IRRATIONAL EXUBERANCE ACCOMPLISHED

Frank Rich today:

It's remarkable how often apologists for Wall Street's self-inflicted calamity mirror the apologists for Washington's self-inflicted calamity of Iraq. In the case of that catastrophic war, its perpetrators and enablers almost always give the same alibi: "Everyone" was misled by the same "bad intelligence" about Saddam Hussein's W.M.D. Hence, no one is to blame and no one could have prevented the rush to war.
That, of course, is no more true than [Alan] Greenspan's claim that "everyone" was ignorant of the potentially catastrophic dangers in the securitization of subprime mortgages. There were dissenters in the press, intelligence agencies and Congress who did doubt the W.M.D. evidence and asked tough questions akin to those asked by financial apostates like Michael Burry during the housing bubble. But these dissenting voices were either ignored, ridiculed or censored in the feverish rally to war....

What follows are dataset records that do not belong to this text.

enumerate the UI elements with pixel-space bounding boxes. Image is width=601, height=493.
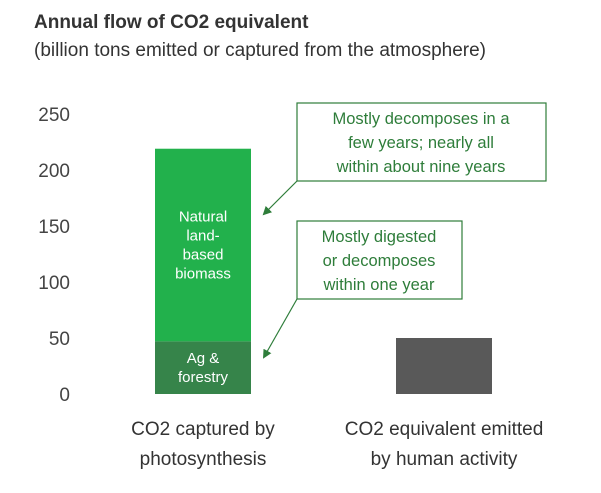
segment-label: land-: [186, 228, 219, 245]
category-label: photosynthesis: [140, 449, 267, 470]
bar-segment: [155, 148, 251, 342]
annotation-text: or decomposes: [323, 252, 436, 270]
category-label: by human activity: [371, 449, 518, 470]
y-tick-label: 100: [38, 273, 70, 294]
annotation-arrow: [263, 298, 298, 359]
chart-subtitle: (billion tons emitted or captured from t…: [34, 40, 486, 61]
segment-label: biomass: [175, 266, 231, 283]
y-tick-label: 150: [38, 217, 70, 238]
segment-labels: Ag & forestry Natural land-based biomass: [175, 209, 231, 387]
category-labels: CO2 captured by photosynthesis CO2 equival…: [131, 419, 543, 470]
y-tick-label: 0: [59, 385, 70, 406]
annotation-box: [296, 102, 547, 182]
annotation-text: Mostly decomposes in a: [333, 110, 511, 128]
bars: [155, 148, 492, 394]
segment-label: Natural: [179, 209, 227, 226]
annotation-box: [296, 220, 463, 300]
category-label: CO2 captured by: [131, 419, 275, 440]
annotation-text: within one year: [323, 276, 435, 294]
chart-title: Annual flow of CO2 equivalent: [34, 12, 309, 33]
segment-label: Ag &: [187, 350, 220, 367]
y-tick-label: 250: [38, 105, 70, 126]
y-tick-label: 50: [49, 329, 70, 350]
segment-label: forestry: [178, 369, 229, 386]
annotation-text: Mostly digested: [322, 228, 437, 246]
bar-segment: [396, 338, 492, 394]
annotation-text: few years; nearly all: [348, 134, 494, 152]
y-axis-ticks: 0 50 100 150 200 250: [38, 105, 70, 406]
bar-segment: [155, 341, 251, 394]
category-label: CO2 equivalent emitted: [345, 419, 544, 440]
annotation-text: within about nine years: [336, 158, 506, 176]
segment-label: based: [183, 247, 224, 264]
annotations: Mostly decomposes in a few years; nearly …: [262, 102, 547, 359]
y-tick-label: 200: [38, 161, 70, 182]
annotation-arrow: [262, 180, 298, 216]
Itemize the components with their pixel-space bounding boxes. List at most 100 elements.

So how else are these two situations analogous?

I've read several times that even subprime-mortgage skeptics on Wall Street felt they couldn't take a pass on invests based on them, and couldn't cash out early -- piles of money were being made, and if you were running a fund, you couldn't not participate in the mania for as long as it lasted.

Was the decision to go to war in Iraq somewhat like that? Did the Bushies -- an awful lot of them former CEOs -- look at the uptick in Bush's polls after 9/11 and the Afghan war and see a bubble? A bubble they simply had to take advantage of for as long as it was inflated? Was that the point (or at least one of the points) of the Iraq invasion simply to sustain that Bush/GOP poll bubble? As businessmen, could they just not bear to take advantage of it, and keep taking advantage of it, until it burst and it was too late for them to cash out?